Static erupted in her headpiece. Where there had been music in her left ear there was now a menacing female voice. “Wayra, Wayra, so many lies. You want her help, but you tell her lies. You’re in a coma, Tess Livingston. You were shot during a sting. Your friend Ian had a heart attack. You’re the first transitional souls here in five centuries. That scar on your thigh? That’s where you were shot. Everything you have experienced here is supplied by your imagination. Your soul is in flux, not here, not there, and you’re being used by the chasers to—”
Wayra tore away her headpiece and hurled it into the back seat. Tess slammed on the brakes. “Who the hell was
that?”
The fog closed in on them, a living, breathing mass of organic material that throbbed like a heart, spoke in tongues, pressed up against the Hummer’s windows with a terrifying hunger. Wayra hurled open the passenger door, hopped out, kicked the door shut and yelled, “Show yourself, Nica.”
But not to me
. Tess drove on recklessly, too fast, unable to see, the horrifying chant rising again,
find the body, fuel the body . . .
Suddenly, inexplicably, a truck was in front of her. Real or conjured? She didn’t know. She swerved violently to the right, but the truck veered in the same direction and they crashed head-on.
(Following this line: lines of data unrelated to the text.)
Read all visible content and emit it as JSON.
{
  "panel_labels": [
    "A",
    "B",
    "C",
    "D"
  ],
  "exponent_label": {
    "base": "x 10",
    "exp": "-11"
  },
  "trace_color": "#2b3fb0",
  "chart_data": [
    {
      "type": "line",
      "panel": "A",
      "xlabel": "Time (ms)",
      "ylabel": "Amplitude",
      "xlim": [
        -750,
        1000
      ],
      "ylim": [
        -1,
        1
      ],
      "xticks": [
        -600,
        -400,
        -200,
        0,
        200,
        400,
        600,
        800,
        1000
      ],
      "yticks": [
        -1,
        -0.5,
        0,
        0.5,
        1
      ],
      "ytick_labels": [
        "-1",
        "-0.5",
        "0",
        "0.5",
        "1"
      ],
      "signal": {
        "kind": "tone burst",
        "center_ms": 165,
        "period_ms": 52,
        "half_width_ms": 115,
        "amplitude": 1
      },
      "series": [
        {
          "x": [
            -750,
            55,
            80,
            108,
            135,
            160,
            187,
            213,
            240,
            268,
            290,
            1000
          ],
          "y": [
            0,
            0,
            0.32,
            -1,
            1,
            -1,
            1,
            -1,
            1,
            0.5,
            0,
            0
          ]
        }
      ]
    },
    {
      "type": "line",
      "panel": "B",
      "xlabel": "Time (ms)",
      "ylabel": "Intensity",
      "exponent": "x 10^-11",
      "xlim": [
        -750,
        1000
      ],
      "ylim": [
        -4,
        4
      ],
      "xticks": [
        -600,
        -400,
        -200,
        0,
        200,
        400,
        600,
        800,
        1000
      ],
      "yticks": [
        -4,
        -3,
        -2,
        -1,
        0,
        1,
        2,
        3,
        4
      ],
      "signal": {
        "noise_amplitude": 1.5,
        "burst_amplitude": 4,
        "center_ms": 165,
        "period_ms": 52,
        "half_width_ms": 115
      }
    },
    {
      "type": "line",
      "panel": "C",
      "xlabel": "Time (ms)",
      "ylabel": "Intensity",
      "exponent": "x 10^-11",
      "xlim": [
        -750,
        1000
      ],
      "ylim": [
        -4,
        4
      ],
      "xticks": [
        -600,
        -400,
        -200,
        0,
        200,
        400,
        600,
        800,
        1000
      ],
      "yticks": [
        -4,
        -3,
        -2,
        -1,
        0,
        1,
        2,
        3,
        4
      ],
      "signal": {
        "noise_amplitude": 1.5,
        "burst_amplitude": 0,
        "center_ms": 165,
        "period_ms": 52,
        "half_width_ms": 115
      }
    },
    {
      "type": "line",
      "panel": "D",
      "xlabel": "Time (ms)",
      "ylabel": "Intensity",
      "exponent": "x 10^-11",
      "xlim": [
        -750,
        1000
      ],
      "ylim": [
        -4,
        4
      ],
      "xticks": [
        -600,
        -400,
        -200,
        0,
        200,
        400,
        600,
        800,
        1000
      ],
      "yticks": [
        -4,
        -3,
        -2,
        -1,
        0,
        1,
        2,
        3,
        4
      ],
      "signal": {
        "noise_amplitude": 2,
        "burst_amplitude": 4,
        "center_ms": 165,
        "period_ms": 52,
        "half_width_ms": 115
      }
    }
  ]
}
The impact jarred her and crumpled the truck’s front end like an accordion.
The Hummer’s engine died, she slammed it into park, leaped out and ran over to the truck.
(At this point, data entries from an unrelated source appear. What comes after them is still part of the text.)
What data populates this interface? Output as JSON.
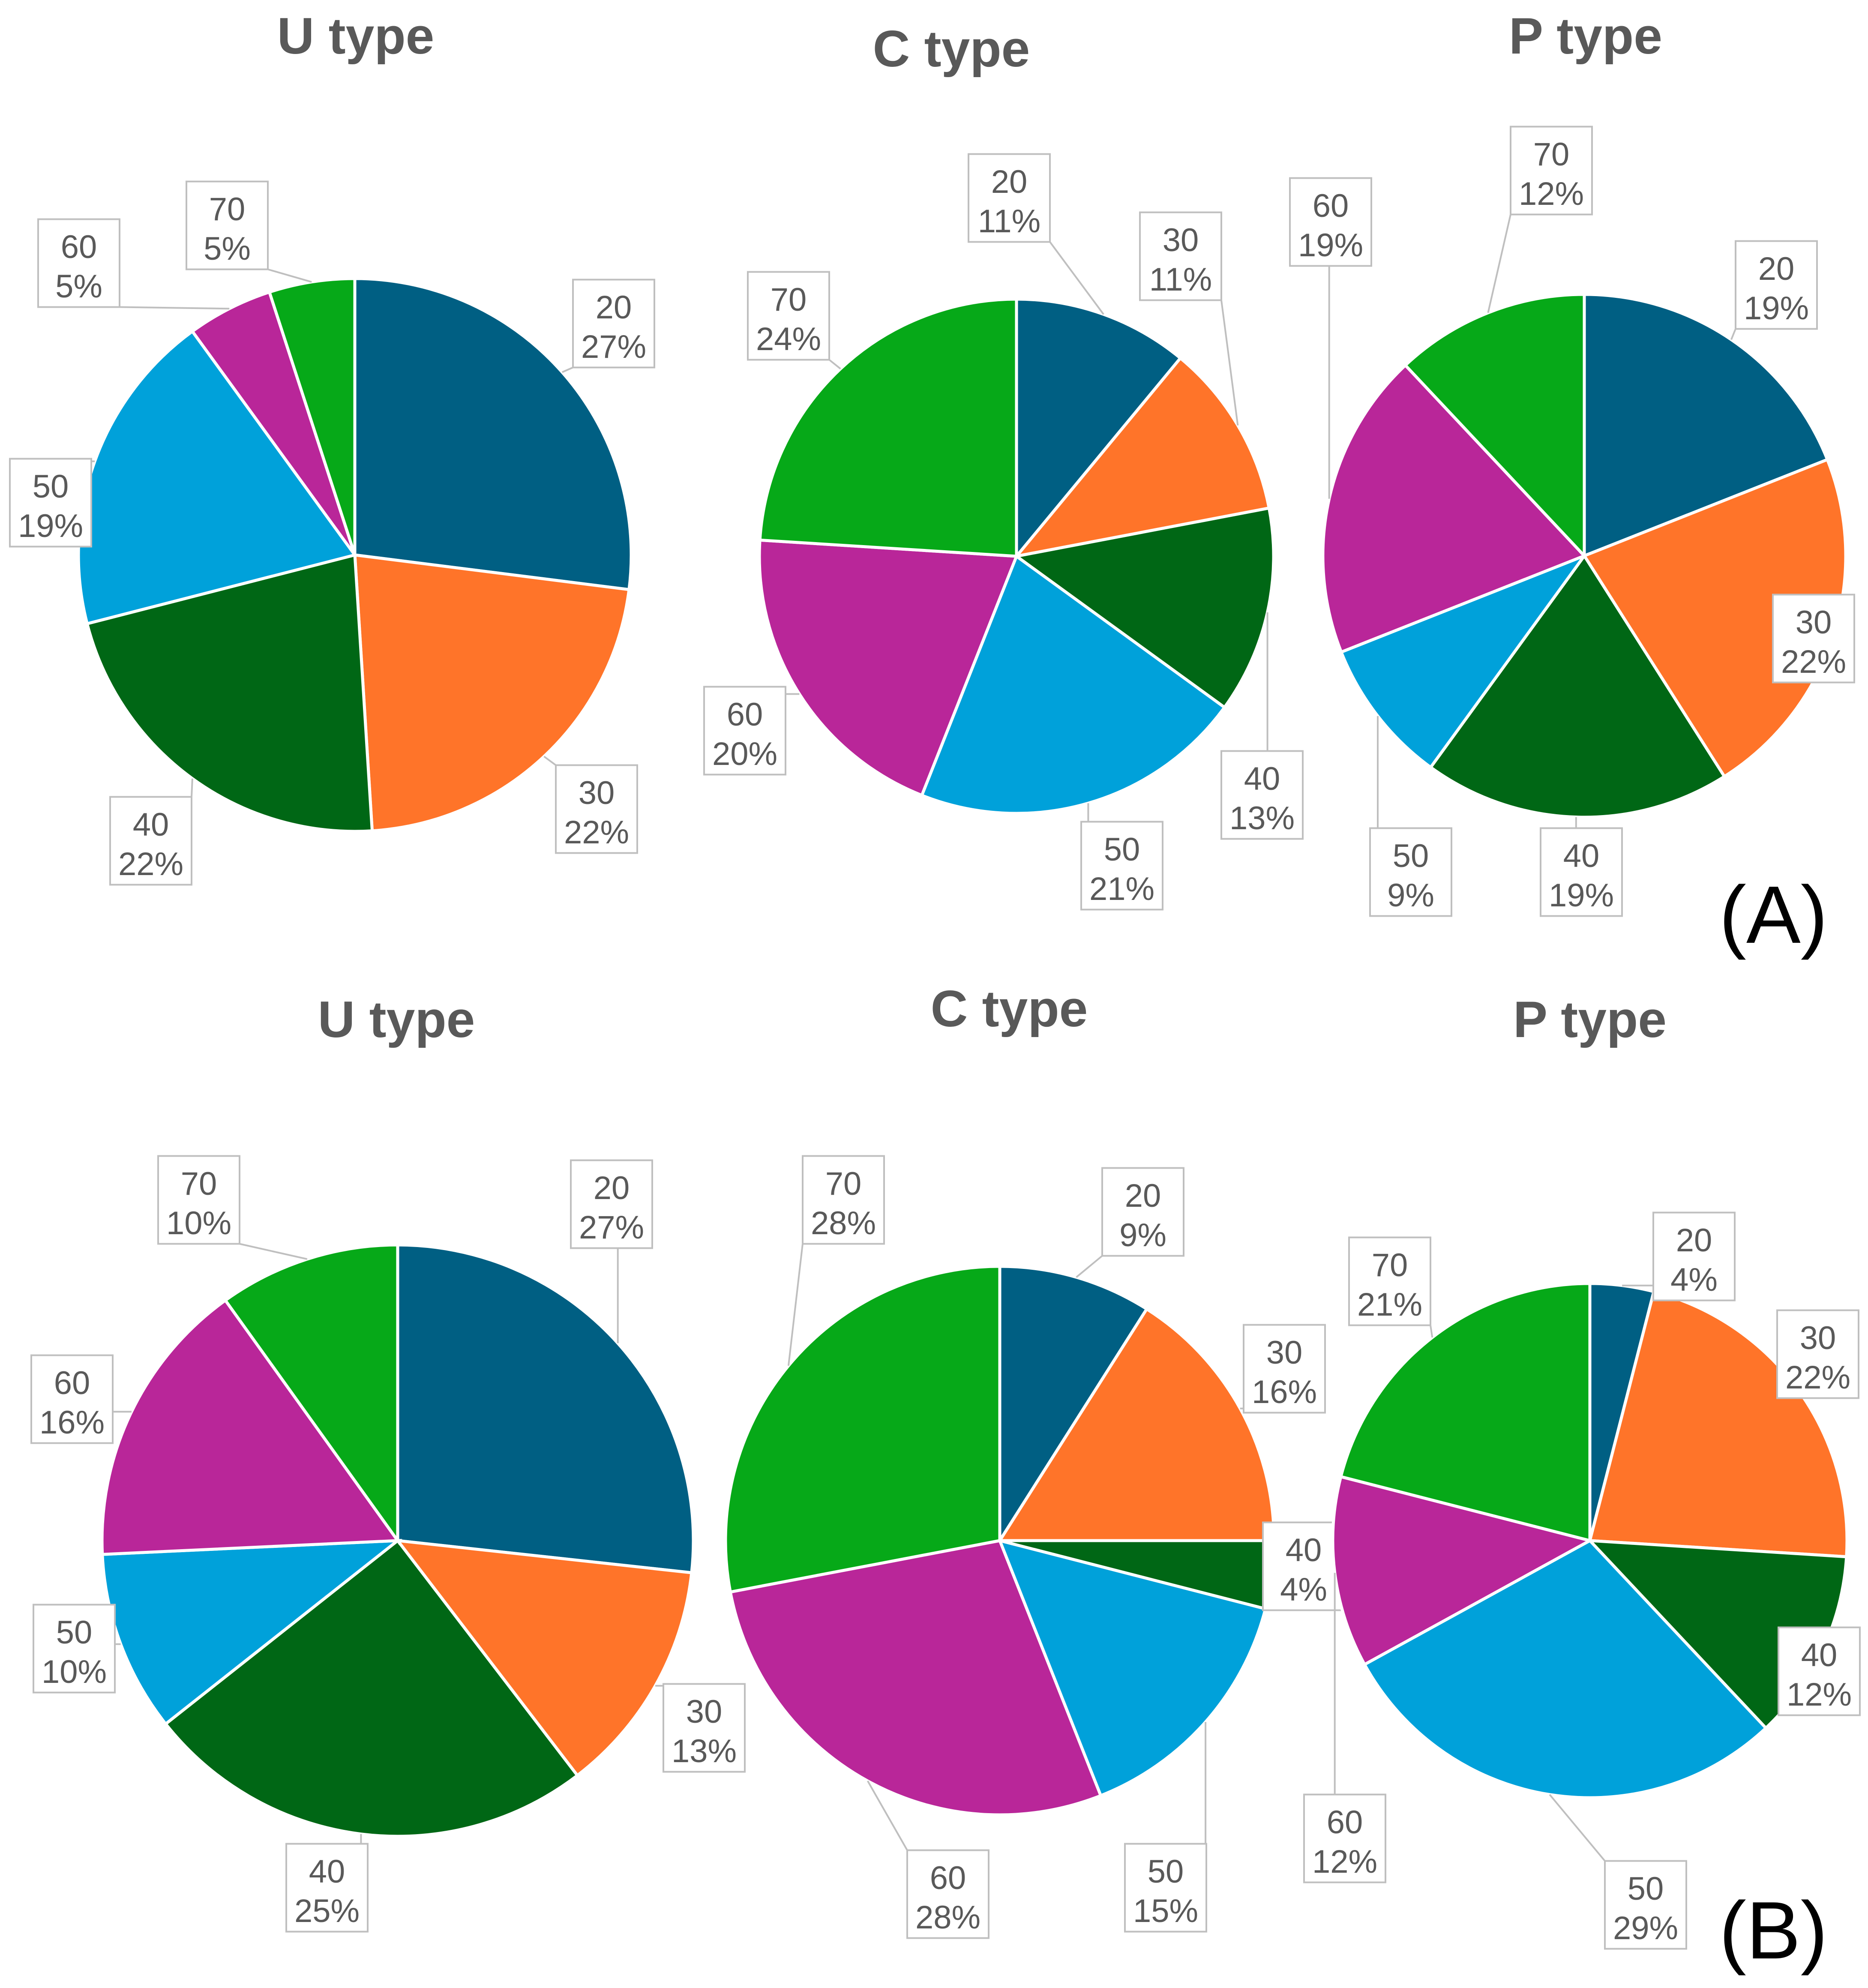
{
  "colors": {
    "20": "#005f83",
    "30": "#ff7429",
    "40": "#006715",
    "50": "#00a1da",
    "60": "#b92699",
    "70": "#06a918"
  },
  "panels": [
    {
      "tag": "(A)"
    },
    {
      "tag": "(B)"
    }
  ],
  "chart_data": [
    {
      "type": "pie",
      "panel": "(A)",
      "title": "U type",
      "categories": [
        "20",
        "30",
        "40",
        "50",
        "60",
        "70"
      ],
      "values": [
        27,
        22,
        22,
        19,
        5,
        5
      ],
      "data_labels": [
        "27%",
        "22%",
        "22%",
        "19%",
        "5%",
        "5%"
      ]
    },
    {
      "type": "pie",
      "panel": "(A)",
      "title": "C type",
      "categories": [
        "20",
        "30",
        "40",
        "50",
        "60",
        "70"
      ],
      "values": [
        11,
        11,
        13,
        21,
        20,
        24
      ],
      "data_labels": [
        "11%",
        "11%",
        "13%",
        "21%",
        "20%",
        "24%"
      ]
    },
    {
      "type": "pie",
      "panel": "(A)",
      "title": "P type",
      "categories": [
        "20",
        "30",
        "40",
        "50",
        "60",
        "70"
      ],
      "values": [
        19,
        22,
        19,
        9,
        19,
        12
      ],
      "data_labels": [
        "19%",
        "22%",
        "19%",
        "9%",
        "19%",
        "12%"
      ]
    },
    {
      "type": "pie",
      "panel": "(B)",
      "title": "U type",
      "categories": [
        "20",
        "30",
        "40",
        "50",
        "60",
        "70"
      ],
      "values": [
        27,
        13,
        25,
        10,
        16,
        10
      ],
      "data_labels": [
        "27%",
        "13%",
        "25%",
        "10%",
        "16%",
        "10%"
      ]
    },
    {
      "type": "pie",
      "panel": "(B)",
      "title": "C type",
      "categories": [
        "20",
        "30",
        "40",
        "50",
        "60",
        "70"
      ],
      "values": [
        9,
        16,
        4,
        15,
        28,
        28
      ],
      "data_labels": [
        "9%",
        "16%",
        "4%",
        "15%",
        "28%",
        "28%"
      ]
    },
    {
      "type": "pie",
      "panel": "(B)",
      "title": "P type",
      "categories": [
        "20",
        "30",
        "40",
        "50",
        "60",
        "70"
      ],
      "values": [
        4,
        22,
        12,
        29,
        12,
        21
      ],
      "data_labels": [
        "4%",
        "22%",
        "12%",
        "29%",
        "12%",
        "21%"
      ]
    }
  ]
}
I can run, I’m breathing, I’m scared, I’m not in any coma.
But she felt as if she were trapped in a nightmare, the fog engulfing her, that high-pitched wailing piercing her to the bone. Ian was already out of the truck, hands pressed over his ears as he stumbled to the passenger side. “Help me get Juanito out,” he shouted.
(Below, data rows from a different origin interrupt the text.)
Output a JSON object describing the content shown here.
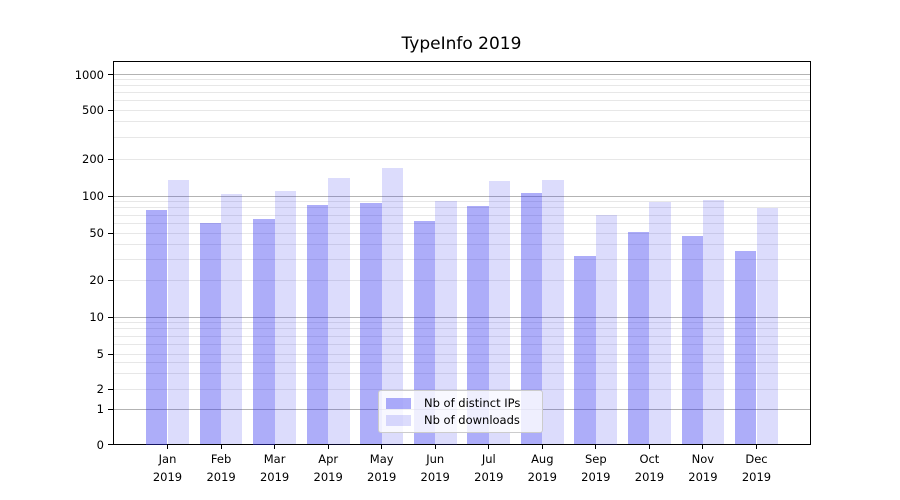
{
  "title": "TypeInfo 2019",
  "chart_data": {
    "type": "bar",
    "title": "TypeInfo 2019",
    "categories": [
      "Jan 2019",
      "Feb 2019",
      "Mar 2019",
      "Apr 2019",
      "May 2019",
      "Jun 2019",
      "Jul 2019",
      "Aug 2019",
      "Sep 2019",
      "Oct 2019",
      "Nov 2019",
      "Dec 2019"
    ],
    "month_labels": [
      "Jan",
      "Feb",
      "Mar",
      "Apr",
      "May",
      "Jun",
      "Jul",
      "Aug",
      "Sep",
      "Oct",
      "Nov",
      "Dec"
    ],
    "year_label": "2019",
    "series": [
      {
        "name": "Nb of distinct IPs",
        "color": "rgba(50,50,240,0.40)",
        "values": [
          77,
          60,
          65,
          85,
          88,
          63,
          83,
          105,
          32,
          51,
          47,
          35
        ]
      },
      {
        "name": "Nb of downloads",
        "color": "rgba(50,50,240,0.17)",
        "values": [
          134,
          103,
          109,
          140,
          169,
          91,
          133,
          134,
          70,
          90,
          93,
          80
        ]
      }
    ],
    "yscale": "symlog",
    "ylim": [
      0,
      1000
    ],
    "yticks": [
      0,
      1,
      2,
      5,
      10,
      20,
      50,
      100,
      200,
      500,
      1000
    ],
    "grid": true,
    "legend": {
      "position": "lower center",
      "entries": [
        "Nb of distinct IPs",
        "Nb of downloads"
      ]
    }
  },
  "colors": {
    "major_grid": "#b3b3b3",
    "minor_grid": "#e7e7e7",
    "axis": "#000000",
    "bar_distinct_ips": "rgba(50,50,240,0.40)",
    "bar_downloads": "rgba(50,50,240,0.17)"
  }
}
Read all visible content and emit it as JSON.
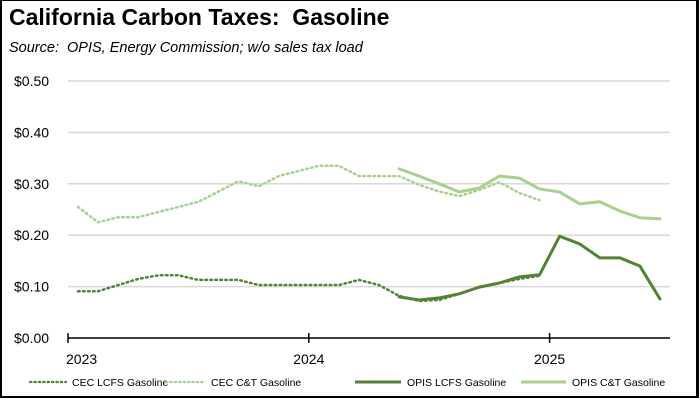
{
  "chart_data": {
    "type": "line",
    "title": "California Carbon Taxes:  Gasoline",
    "subtitle": "Source:  OPIS, Energy Commission; w/o sales tax load",
    "xlabel": "",
    "ylabel": "",
    "x_start": "2023-01",
    "x_unit": "month",
    "x_ticks": [
      {
        "label": "2023",
        "month_index": 0
      },
      {
        "label": "2024",
        "month_index": 12
      },
      {
        "label": "2025",
        "month_index": 24
      }
    ],
    "xlim_months": [
      0,
      30
    ],
    "ylim": [
      0,
      0.5
    ],
    "y_ticks": [
      {
        "value": 0.0,
        "label": "$0.00"
      },
      {
        "value": 0.1,
        "label": "$0.10"
      },
      {
        "value": 0.2,
        "label": "$0.20"
      },
      {
        "value": 0.3,
        "label": "$0.30"
      },
      {
        "value": 0.4,
        "label": "$0.40"
      },
      {
        "value": 0.5,
        "label": "$0.50"
      }
    ],
    "grid": true,
    "legend_position": "bottom",
    "series": [
      {
        "name": "CEC LCFS Gasoline",
        "color": "#548235",
        "style": "dotted",
        "start_month_index": 0,
        "values": [
          0.091,
          0.091,
          0.103,
          0.115,
          0.122,
          0.122,
          0.113,
          0.113,
          0.113,
          0.103,
          0.103,
          0.103,
          0.103,
          0.103,
          0.113,
          0.103,
          0.082,
          0.072,
          0.074,
          0.086,
          0.099,
          0.107,
          0.115,
          0.121
        ]
      },
      {
        "name": "CEC C&T Gasoline",
        "color": "#A9D18E",
        "style": "dotted",
        "start_month_index": 0,
        "values": [
          0.255,
          0.225,
          0.235,
          0.235,
          0.245,
          0.255,
          0.265,
          0.285,
          0.305,
          0.295,
          0.315,
          0.325,
          0.335,
          0.335,
          0.315,
          0.315,
          0.315,
          0.298,
          0.285,
          0.276,
          0.288,
          0.303,
          0.282,
          0.268
        ]
      },
      {
        "name": "OPIS LCFS Gasoline",
        "color": "#548235",
        "style": "solid",
        "start_month_index": 16,
        "values": [
          0.08,
          0.074,
          0.078,
          0.086,
          0.099,
          0.107,
          0.119,
          0.123,
          0.198,
          0.183,
          0.156,
          0.156,
          0.14,
          0.076
        ]
      },
      {
        "name": "OPIS C&T Gasoline",
        "color": "#A9D18E",
        "style": "solid",
        "start_month_index": 16,
        "values": [
          0.329,
          0.315,
          0.3,
          0.284,
          0.292,
          0.315,
          0.311,
          0.29,
          0.284,
          0.261,
          0.265,
          0.247,
          0.234,
          0.232
        ]
      }
    ]
  }
}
Juanito was unconscious, his face covered in dried blood. Ian pulled him out of the truck, Tess grabbed his feet, and they carried him to the Hummer, the sounds now so painful that she felt nauseated, weak, her breath trapped in her chest. Ian wasn’t faring any better. By the time they got Juanito into the back seat, Ian’s face was the color of day-old bread, he could barely stand. She grabbed the headset off the seat and shouted at him to put it on. As soon as they were inside the Hummer, she turned the radio to full blast and started shrieking and singing as she had done in the cottage.